The dam of deference eventually broke, the establishment caved in, the new wave got what it wanted and a torrent of scandals exposed money, power, political, sexual, corruption in high places, all there and reported in the more confident press, censorship in films, theatre and books (why should you tell me what I can see and read!) went, it seemed, almost overnight.
There has always been censorship, just really a ban of free speech and expression. The BBC as far back as Lord Reith supported, it seems, by the establishment, soon worked out what and how to give the great unwashed, which was what they thought they should or shouldn’t hear, what views would be acceptable and what was not, with the occasional moderated letter from Mr. Angry.
As TV viewing grew and had more influence the same standards applied. Strictly and controlled criticism and complaint: we are, after all, the BBC.
Why so little criticism? Was this because the media was part of the establishment and not too keen on rocking the boat, even though stories from political figures, the civil service, the Royal family and celebrities make very good copy which sells.
Society changed fast, more liberal views were evidenced in theatre, films, TV soaps and the press and by the 1980s all bets were off. The press printed what it wanted when it wanted, but was more or less focused on either ‘left’ or ‘right’ wing views which mostly mirrored the views of their largely tribal readers.
Gradually Political Correctness (described to me recently as no problem as it was really just the polite way to speak or write!) replaced Reith’s supposedly benign view of the world: one set of controls replaced by a just as subtle but authoritarian Marxist left wing politically correct orthodoxy.
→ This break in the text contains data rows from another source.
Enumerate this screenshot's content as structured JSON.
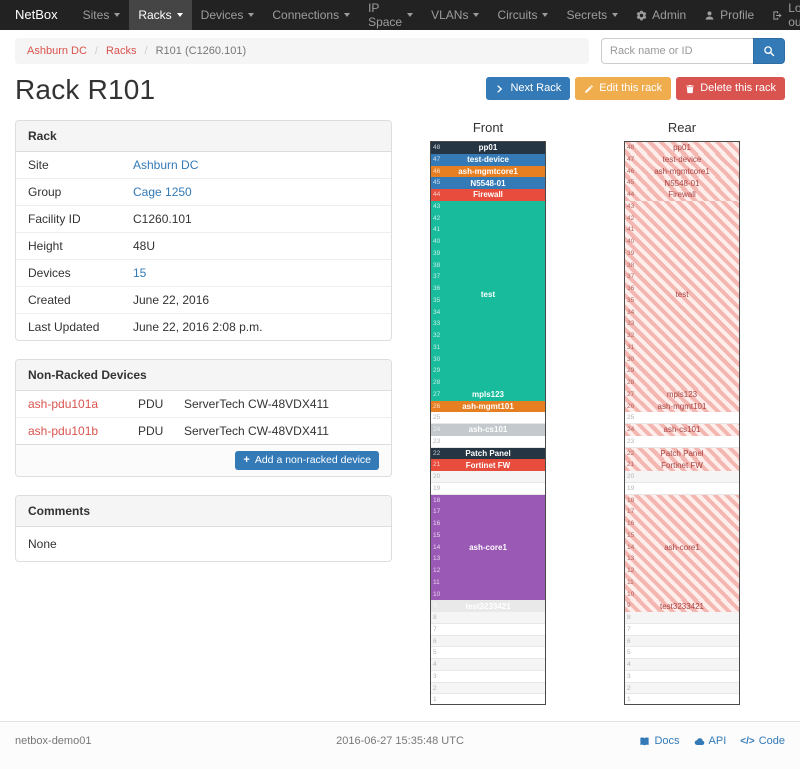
{
  "navbar": {
    "brand": "NetBox",
    "items": [
      {
        "label": "Sites"
      },
      {
        "label": "Racks",
        "active": true
      },
      {
        "label": "Devices"
      },
      {
        "label": "Connections"
      },
      {
        "label": "IP Space"
      },
      {
        "label": "VLANs"
      },
      {
        "label": "Circuits"
      },
      {
        "label": "Secrets"
      }
    ],
    "right": [
      {
        "label": "Admin",
        "icon": "gear"
      },
      {
        "label": "Profile",
        "icon": "user"
      },
      {
        "label": "Log out",
        "icon": "logout"
      }
    ]
  },
  "breadcrumb": {
    "items": [
      {
        "label": "Ashburn DC",
        "link": true
      },
      {
        "label": "Racks",
        "link": true
      },
      {
        "label": "R101 (C1260.101)",
        "link": false
      }
    ]
  },
  "search": {
    "placeholder": "Rack name or ID"
  },
  "page_title": "Rack R101",
  "actions": {
    "next": "Next Rack",
    "edit": "Edit this rack",
    "delete": "Delete this rack"
  },
  "rack_panel": {
    "title": "Rack",
    "rows": [
      {
        "label": "Site",
        "value": "Ashburn DC",
        "link": "blue"
      },
      {
        "label": "Group",
        "value": "Cage 1250",
        "link": "blue"
      },
      {
        "label": "Facility ID",
        "value": "C1260.101"
      },
      {
        "label": "Height",
        "value": "48U"
      },
      {
        "label": "Devices",
        "value": "15",
        "link": "blue"
      },
      {
        "label": "Created",
        "value": "June 22, 2016"
      },
      {
        "label": "Last Updated",
        "value": "June 22, 2016 2:08 p.m."
      }
    ]
  },
  "non_racked": {
    "title": "Non-Racked Devices",
    "rows": [
      {
        "name": "ash-pdu101a",
        "type": "PDU",
        "model": "ServerTech CW-48VDX411"
      },
      {
        "name": "ash-pdu101b",
        "type": "PDU",
        "model": "ServerTech CW-48VDX411"
      }
    ],
    "add_button": "Add a non-racked device"
  },
  "comments": {
    "title": "Comments",
    "body": "None"
  },
  "elevation": {
    "front_title": "Front",
    "rear_title": "Rear",
    "units": 48,
    "blocks": [
      {
        "unit": 48,
        "height": 1,
        "label": "pp01",
        "color": "#253544"
      },
      {
        "unit": 47,
        "height": 1,
        "label": "test-device",
        "color": "#337ab7"
      },
      {
        "unit": 46,
        "height": 1,
        "label": "ash-mgmtcore1",
        "color": "#e67e22"
      },
      {
        "unit": 45,
        "height": 1,
        "label": "N5548-01",
        "color": "#337ab7"
      },
      {
        "unit": 44,
        "height": 1,
        "label": "Firewall",
        "color": "#e74c3c"
      },
      {
        "unit": 43,
        "height": 16,
        "label": "test",
        "color": "#18bc9c"
      },
      {
        "unit": 27,
        "height": 1,
        "label": "mpls123",
        "color": "#18bc9c"
      },
      {
        "unit": 26,
        "height": 1,
        "label": "ash-mgmt101",
        "color": "#e67e22"
      },
      {
        "unit": 24,
        "height": 1,
        "label": "ash-cs101",
        "color": "#c3c9cc"
      },
      {
        "unit": 22,
        "height": 1,
        "label": "Patch Panel",
        "color": "#253544"
      },
      {
        "unit": 21,
        "height": 1,
        "label": "Fortinet FW",
        "color": "#e74c3c"
      },
      {
        "unit": 18,
        "height": 9,
        "label": "ash-core1",
        "color": "#9b59b6"
      },
      {
        "unit": 9,
        "height": 1,
        "label": "test3233421",
        "color": "#e9e9e9",
        "text_color": "#ffffff"
      }
    ]
  },
  "footer": {
    "hostname": "netbox-demo01",
    "timestamp": "2016-06-27 15:35:48 UTC",
    "links": [
      {
        "label": "Docs",
        "icon": "book"
      },
      {
        "label": "API",
        "icon": "cloud"
      },
      {
        "label": "Code",
        "icon": "code"
      }
    ]
  }
}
Then came the internet, and suddenly anyone with a view on anything had access to a medium that would allow them to do for free and without hindrance what the traditional media didn’t.
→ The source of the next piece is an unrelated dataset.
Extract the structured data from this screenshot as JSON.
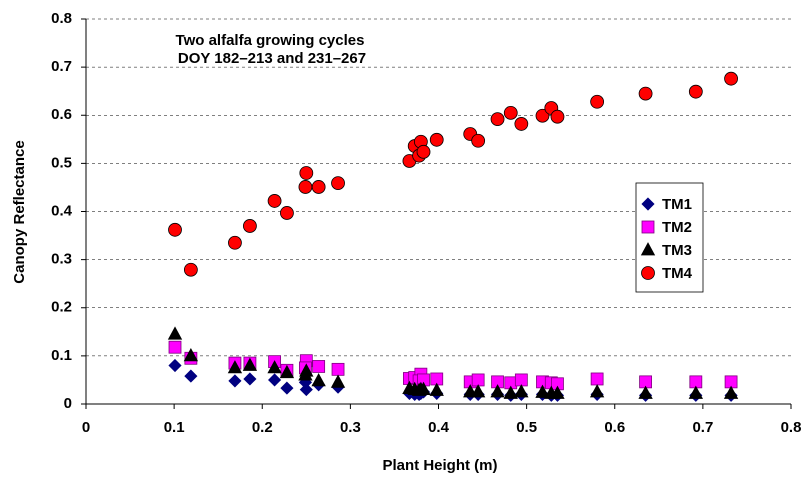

Wilson had banned pirate radio, as a later labour government would ban citizen band am radio communication. ‘We can’t have the little people talking to each other without our control can we.’ What to do about citizen journalists? asked the media, ‘we can’t control it’
The Web has, so far, proven to be mostly uncontrollable by the establishment, but we are now seeing a concerted attack on freedom of speech and expression, the struggle to control the ‘free press,’ the struggle to control what or what cannot be viewed or read on social media, with threats of prosecutions – not only of publishers but of commentators as well.
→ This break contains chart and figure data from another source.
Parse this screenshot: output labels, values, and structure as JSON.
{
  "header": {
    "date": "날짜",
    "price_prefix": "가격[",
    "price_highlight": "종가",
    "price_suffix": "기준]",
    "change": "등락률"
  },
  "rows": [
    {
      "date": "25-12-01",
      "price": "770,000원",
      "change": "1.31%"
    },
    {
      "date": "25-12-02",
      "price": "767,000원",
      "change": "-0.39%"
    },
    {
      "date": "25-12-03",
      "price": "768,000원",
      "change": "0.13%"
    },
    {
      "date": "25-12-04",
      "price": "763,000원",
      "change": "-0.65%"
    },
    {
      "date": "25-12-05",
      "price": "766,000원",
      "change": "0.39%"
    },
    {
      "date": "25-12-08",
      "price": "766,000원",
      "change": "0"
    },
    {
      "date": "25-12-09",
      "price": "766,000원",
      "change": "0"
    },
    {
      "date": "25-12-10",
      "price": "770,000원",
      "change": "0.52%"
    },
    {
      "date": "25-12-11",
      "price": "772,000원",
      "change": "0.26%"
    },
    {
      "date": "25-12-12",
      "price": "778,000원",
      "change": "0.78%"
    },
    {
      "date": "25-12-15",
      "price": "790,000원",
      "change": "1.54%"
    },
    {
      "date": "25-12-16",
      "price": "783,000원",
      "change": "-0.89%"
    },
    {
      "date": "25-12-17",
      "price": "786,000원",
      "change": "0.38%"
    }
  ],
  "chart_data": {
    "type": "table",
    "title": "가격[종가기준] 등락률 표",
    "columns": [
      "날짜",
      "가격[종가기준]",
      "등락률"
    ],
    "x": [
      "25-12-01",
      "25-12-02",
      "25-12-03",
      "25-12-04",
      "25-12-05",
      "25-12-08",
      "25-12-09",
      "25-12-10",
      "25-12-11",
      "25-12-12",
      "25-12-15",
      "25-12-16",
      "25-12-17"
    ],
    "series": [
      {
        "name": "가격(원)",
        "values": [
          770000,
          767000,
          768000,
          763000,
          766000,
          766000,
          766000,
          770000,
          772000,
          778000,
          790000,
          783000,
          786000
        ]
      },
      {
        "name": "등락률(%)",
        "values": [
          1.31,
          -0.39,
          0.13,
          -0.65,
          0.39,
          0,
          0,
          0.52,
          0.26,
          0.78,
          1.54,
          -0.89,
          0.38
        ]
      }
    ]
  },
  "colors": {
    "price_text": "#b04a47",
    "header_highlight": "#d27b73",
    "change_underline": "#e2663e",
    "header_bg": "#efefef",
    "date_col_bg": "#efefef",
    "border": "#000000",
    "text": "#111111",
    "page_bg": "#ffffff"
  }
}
Many social media now have policies that are used to remove content that the owners feel is not appropriate, which now seems to mean in many cases anything with which they do not agree. Additionally, state surveillance of emails, web sites text and phone conversations are intrusive, with checks on this, checks on that, draconian measures mainly backed by the establishment and sold as being for the common good, but many would say to stifle free speech.
The establishment are past masters of control, pressure has now been put on social media companies to conform to the establishments views, and be in no doubt, the establishment plays a long game: decades of managing the public perception of the various wars, the EU, immigration, austerity and, more recently, promoting the politically correct which usually means the leftie or globalists viewpoint on anything but particularly Brexit, diversity, equality, LGBT, same sex marriage and so on. Not to mention the blanket of silence over the Yellow Vest protests in France – still going on by the way.
These days those who display or express the ‘wrong’ viewpoint or use the ‘wrong language’ will often find themselves subject to a social media storm, or have their comments removed or have their social media accounts terminated. Moderators enforce (to them) unacceptable viewpoints which are not allowed on their platforms.
There is the recent case where a pupil at a school in Scotland was excluded from school after disagreeing with school policy that there were more than two sexes. The video of the discussion with the teacher went, as we now say, viral. Excuse me? A pupil is censured for questioning what the teacher had said, in a school? No Freedom of speech allowed in school? Well I never!
Shut down dissent at the earliest opportunity then or divert and distract: not much difference then to not publishing unacceptable letters in earlier times, shutting down radio, controlling what can be filmed or written. Apparently ‘blog writers’ have already received visits from the police warning against what they have written, quoting legislation that many would feel open to interpretation.